There are also other few points that should be covered to enable security:

  • confidentiality—sensitive data, like buyers' credit card number, should be encrypted well;
  • private information, like users' contacts, should be secured, and terms of private info usage should be in place for employees and users within an online mall;
  • strong virtual marketplace data access control: multi-factor users and employees authentication and identity verification.

Platform circumvention

Mature Internet marketplaces face an additional challenge of circumvention, which can be countered in several ways:

  • by providing trust: convenient payment tools that build trust between sellers and customers;
  • by preventing clients from seeing each other's contacts until the deal is done;
  • by ensuring convenience with value-added services.
For example, Airbnb platform' tools help a multi vendor center to provide trust and convenience by offering:

  • identity verification and reviews;
  • assurance to support customers in case of apartment damage;
  • a payment feature ;
  • a messaging tool to communicate easily.
True Experience #3
Madhupani Jayasuriya, the Head of the MondeShoppingSpree marketplace
Starting an online marketplace is not as difficult as one can imagine, though you need to invest some money. There are various online market platforms available to use either on monthly basis payment or one time payment. However, some ecommerce platforms need technical knowledge to work with and support.

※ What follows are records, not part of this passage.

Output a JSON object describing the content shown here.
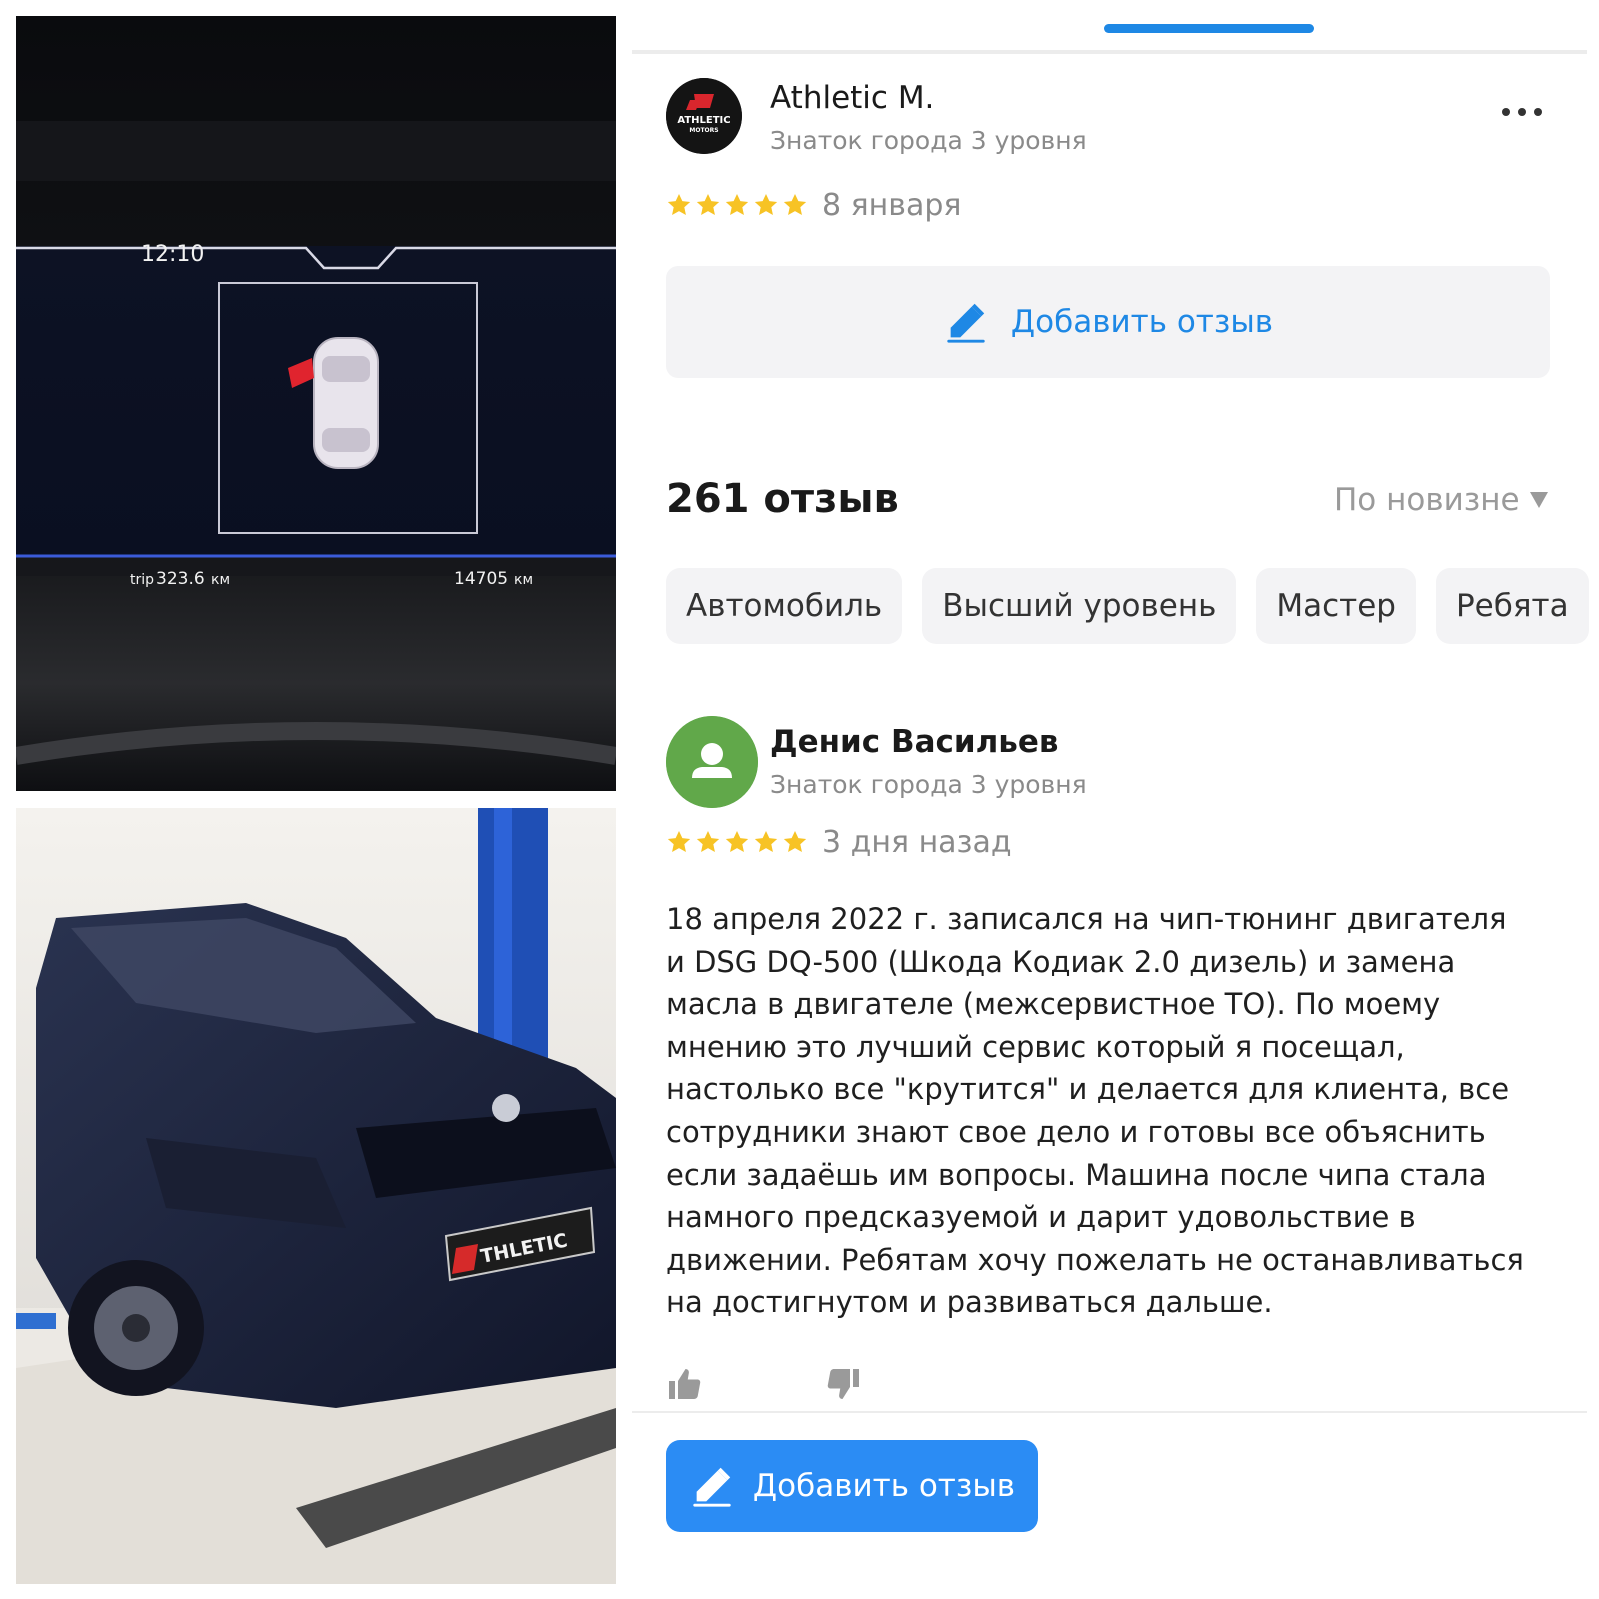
{
  "dashboard_photo": {
    "clock": "12:10",
    "trip_label": "trip",
    "trip_value": "323.6",
    "trip_unit": "км",
    "odometer_value": "14705",
    "odometer_unit": "км"
  },
  "car_photo": {
    "plate_brand": "THLETIC"
  },
  "org": {
    "logo_text_top": "ATHLETIC",
    "logo_text_bottom": "MOTORS",
    "name": "Athletic M.",
    "level": "Знаток города 3 уровня",
    "rating_stars": 5,
    "date": "8 января",
    "more_icon": "more-horizontal-icon"
  },
  "add_review_top": {
    "label": "Добавить отзыв",
    "icon": "pencil-icon"
  },
  "reviews_header": {
    "count_label": "261 отзыв",
    "sort_label": "По новизне",
    "sort_icon": "triangle-down-icon"
  },
  "chips": [
    "Автомобиль",
    "Высший уровень",
    "Мастер",
    "Ребята"
  ],
  "review": {
    "author": "Денис Васильев",
    "level": "Знаток города 3 уровня",
    "rating_stars": 5,
    "date": "3 дня назад",
    "text": "18 апреля 2022 г. записался на чип-тюнинг двигателя\nи DSG DQ-500 (Шкода Кодиак 2.0 дизель) и замена\nмасла в двигателе (межсервистное ТО).  По моему\nмнению это лучший сервис который я посещал,\nнастолько все  \"крутится\" и делается для клиента, все\nсотрудники знают свое дело и готовы все объяснить\nесли задаёшь им вопросы.  Машина после чипа стала\nнамного предсказуемой и дарит удовольствие в\nдвижении.  Ребятам хочу пожелать не останавливаться\nна достигнутом и развиваться дальше."
  },
  "add_review_bottom": {
    "label": "Добавить отзыв",
    "icon": "pencil-icon"
  },
  "colors": {
    "accent": "#1e88e5",
    "button_blue": "#2b8cf4",
    "star": "#f7c325",
    "avatar_green": "#61a84a",
    "muted_text": "#8a8a8a",
    "chip_bg": "#f3f3f5"
  }
}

After considering the available online market software solutions according to their features, price, the support provided by the service provider, and the reviews on these multi vendor platforms, one can decide which program to choose for creating an online marketplace. We have decided to use the CS-Cart Multi-Vendor platform because of the specific and attractive features of the marketplace script as well as their excellent support provided.

We have faced lots of challenges in designing the Internet marketplace. The CS-Cart online marketplace script comes with cool designing tools and therefore, the online mall can be designed with some technical knowledge. But other challenges include finding sellers and customers by communicating with them and setting up advertisements in Google or Facebook.

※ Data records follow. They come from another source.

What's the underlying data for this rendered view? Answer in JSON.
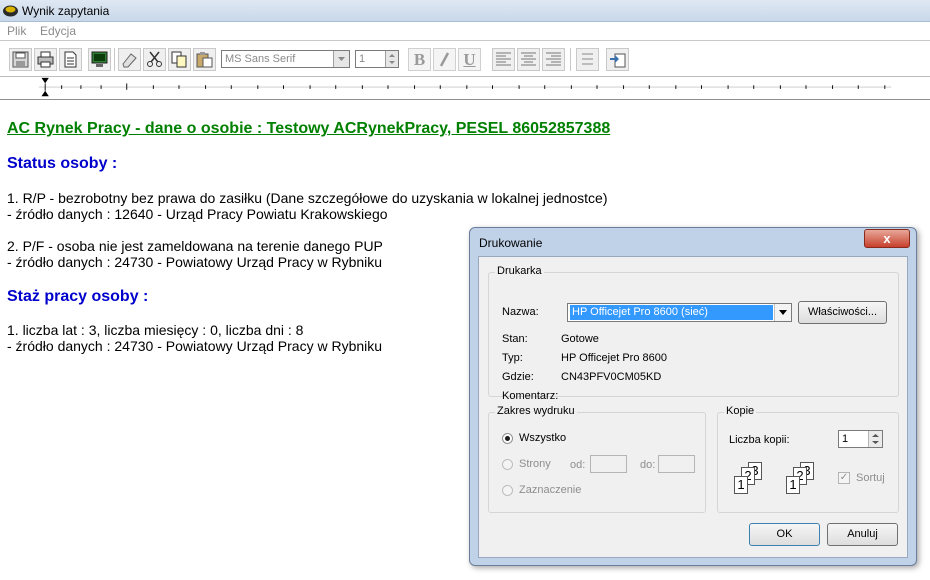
{
  "window": {
    "title": "Wynik zapytania"
  },
  "menu": [
    {
      "label": "Plik"
    },
    {
      "label": "Edycja"
    }
  ],
  "toolbar": {
    "font_name": "MS Sans Serif",
    "font_size": "1",
    "bold": "B",
    "italic": "I",
    "underline": "U"
  },
  "document": {
    "title": "AC Rynek Pracy - dane o osobie : Testowy ACRynekPracy, PESEL 86052857388",
    "status_heading": "Status osoby :",
    "status_items": [
      {
        "line1": "1. R/P - bezrobotny bez prawa do zasiłku (Dane szczegółowe do uzyskania w lokalnej jednostce)",
        "line2": " - źródło danych : 12640 - Urząd Pracy Powiatu Krakowskiego"
      },
      {
        "line1": "2. P/F - osoba nie jest zameldowana na terenie danego PUP",
        "line2": " - źródło danych : 24730 - Powiatowy Urząd Pracy w Rybniku"
      }
    ],
    "staz_heading": "Staż pracy osoby :",
    "staz_items": [
      {
        "line1": "1. liczba lat : 3, liczba miesięcy : 0, liczba dni : 8",
        "line2": " - źródło danych : 24730 - Powiatowy Urząd Pracy w Rybniku"
      }
    ]
  },
  "dialog": {
    "title": "Drukowanie",
    "close": "x",
    "printer_group": "Drukarka",
    "name_label": "Nazwa:",
    "printer_name": "HP Officejet Pro 8600 (sieć)",
    "properties_button": "Właściwości...",
    "status_label": "Stan:",
    "status_value": "Gotowe",
    "type_label": "Typ:",
    "type_value": "HP Officejet Pro 8600",
    "where_label": "Gdzie:",
    "where_value": "CN43PFV0CM05KD",
    "comment_label": "Komentarz:",
    "range_group": "Zakres wydruku",
    "range_all": "Wszystko",
    "range_pages": "Strony",
    "range_from": "od:",
    "range_to": "do:",
    "range_selection": "Zaznaczenie",
    "copies_group": "Kopie",
    "copies_label": "Liczba kopii:",
    "copies_value": "1",
    "collate_label": "Sortuj",
    "ok_button": "OK",
    "cancel_button": "Anuluj"
  }
}
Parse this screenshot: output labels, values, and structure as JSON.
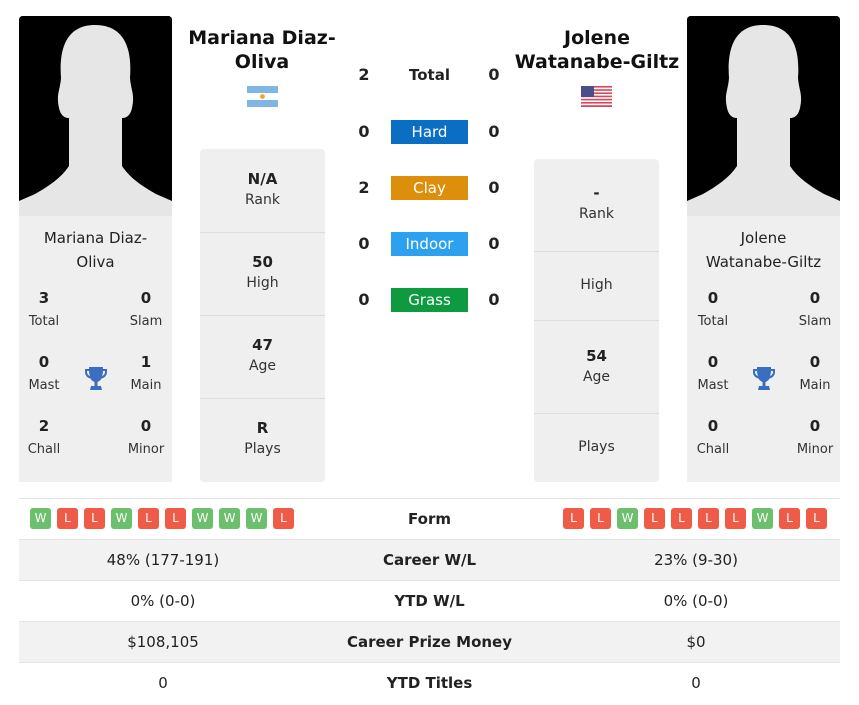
{
  "player1": {
    "name": "Mariana Diaz-Oliva",
    "heading_line1": "Mariana Diaz-",
    "heading_line2": "Oliva",
    "card_name_line1": "Mariana Diaz-",
    "card_name_line2": "Oliva",
    "flag": "argentina-flag",
    "titles": {
      "total": {
        "value": "3",
        "label": "Total"
      },
      "slam": {
        "value": "0",
        "label": "Slam"
      },
      "mast": {
        "value": "0",
        "label": "Mast"
      },
      "main": {
        "value": "1",
        "label": "Main"
      },
      "chall": {
        "value": "2",
        "label": "Chall"
      },
      "minor": {
        "value": "0",
        "label": "Minor"
      }
    },
    "stats": {
      "rank": {
        "value": "N/A",
        "label": "Rank"
      },
      "high": {
        "value": "50",
        "label": "High"
      },
      "age": {
        "value": "47",
        "label": "Age"
      },
      "plays": {
        "value": "R",
        "label": "Plays"
      }
    },
    "form": [
      "W",
      "L",
      "L",
      "W",
      "L",
      "L",
      "W",
      "W",
      "W",
      "L"
    ],
    "career_wl": "48% (177-191)",
    "ytd_wl": "0% (0-0)",
    "career_prize_money": "$108,105",
    "ytd_titles": "0"
  },
  "player2": {
    "name": "Jolene Watanabe-Giltz",
    "heading_line1": "Jolene",
    "heading_line2": "Watanabe-Giltz",
    "card_name_line1": "Jolene",
    "card_name_line2": "Watanabe-Giltz",
    "flag": "usa-flag",
    "titles": {
      "total": {
        "value": "0",
        "label": "Total"
      },
      "slam": {
        "value": "0",
        "label": "Slam"
      },
      "mast": {
        "value": "0",
        "label": "Mast"
      },
      "main": {
        "value": "0",
        "label": "Main"
      },
      "chall": {
        "value": "0",
        "label": "Chall"
      },
      "minor": {
        "value": "0",
        "label": "Minor"
      }
    },
    "stats": {
      "rank": {
        "value": "-",
        "label": "Rank"
      },
      "high": {
        "value": "",
        "label": "High"
      },
      "age": {
        "value": "54",
        "label": "Age"
      },
      "plays": {
        "value": "",
        "label": "Plays"
      }
    },
    "form": [
      "L",
      "L",
      "W",
      "L",
      "L",
      "L",
      "L",
      "W",
      "L",
      "L"
    ],
    "career_wl": "23% (9-30)",
    "ytd_wl": "0% (0-0)",
    "career_prize_money": "$0",
    "ytd_titles": "0"
  },
  "h2h": [
    {
      "label": "Total",
      "p1": "2",
      "p2": "0",
      "color": ""
    },
    {
      "label": "Hard",
      "p1": "0",
      "p2": "0",
      "color": "#0a6ec4"
    },
    {
      "label": "Clay",
      "p1": "2",
      "p2": "0",
      "color": "#dd8e0a"
    },
    {
      "label": "Indoor",
      "p1": "0",
      "p2": "0",
      "color": "#2da1f0"
    },
    {
      "label": "Grass",
      "p1": "0",
      "p2": "0",
      "color": "#0e9a3e"
    }
  ],
  "table_labels": {
    "form": "Form",
    "career_wl": "Career W/L",
    "ytd_wl": "YTD W/L",
    "career_prize_money": "Career Prize Money",
    "ytd_titles": "YTD Titles"
  }
}
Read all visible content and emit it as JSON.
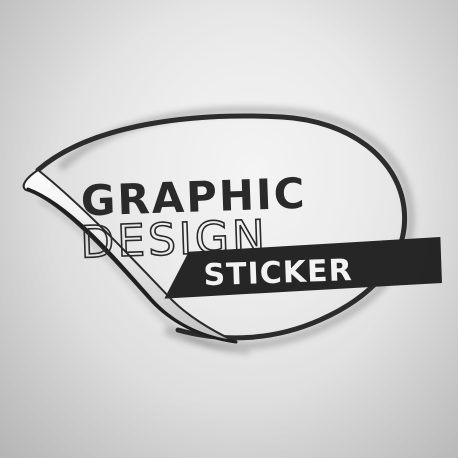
{
  "sticker": {
    "line1": "GRAPHIC",
    "line2": "DESIGN",
    "line3": "STICKER"
  },
  "colors": {
    "background": "#e6e6e6",
    "ink": "#2a2a2a",
    "label_text": "#f2f2f2"
  }
}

The best approach to overcome all the challenges while creating a marketplace is based on the few components:

  • going after customer needs: interact directly with users, and analyze and use a web marketplace customer data as a perpetual survey of your buyers—to build a multi vendor center that users enjoy being a part of, and would want to share with their friends;
  • enabling sustainable growth through a wisely-built network effect and advanced tool-set ecosystem and infrastructure.
The Amazon Culture of Metrics—analyzing each detail of the marketplace performance to build an efficient ecosystem and the best experience for customers is a bright example of such an approach.

This approach is something that definitely helped the virtual marketplace platform to thrive, while the initial pledge of success—the Jeff Bezos' door-desk story, is slightly turning into a marketing legend with time.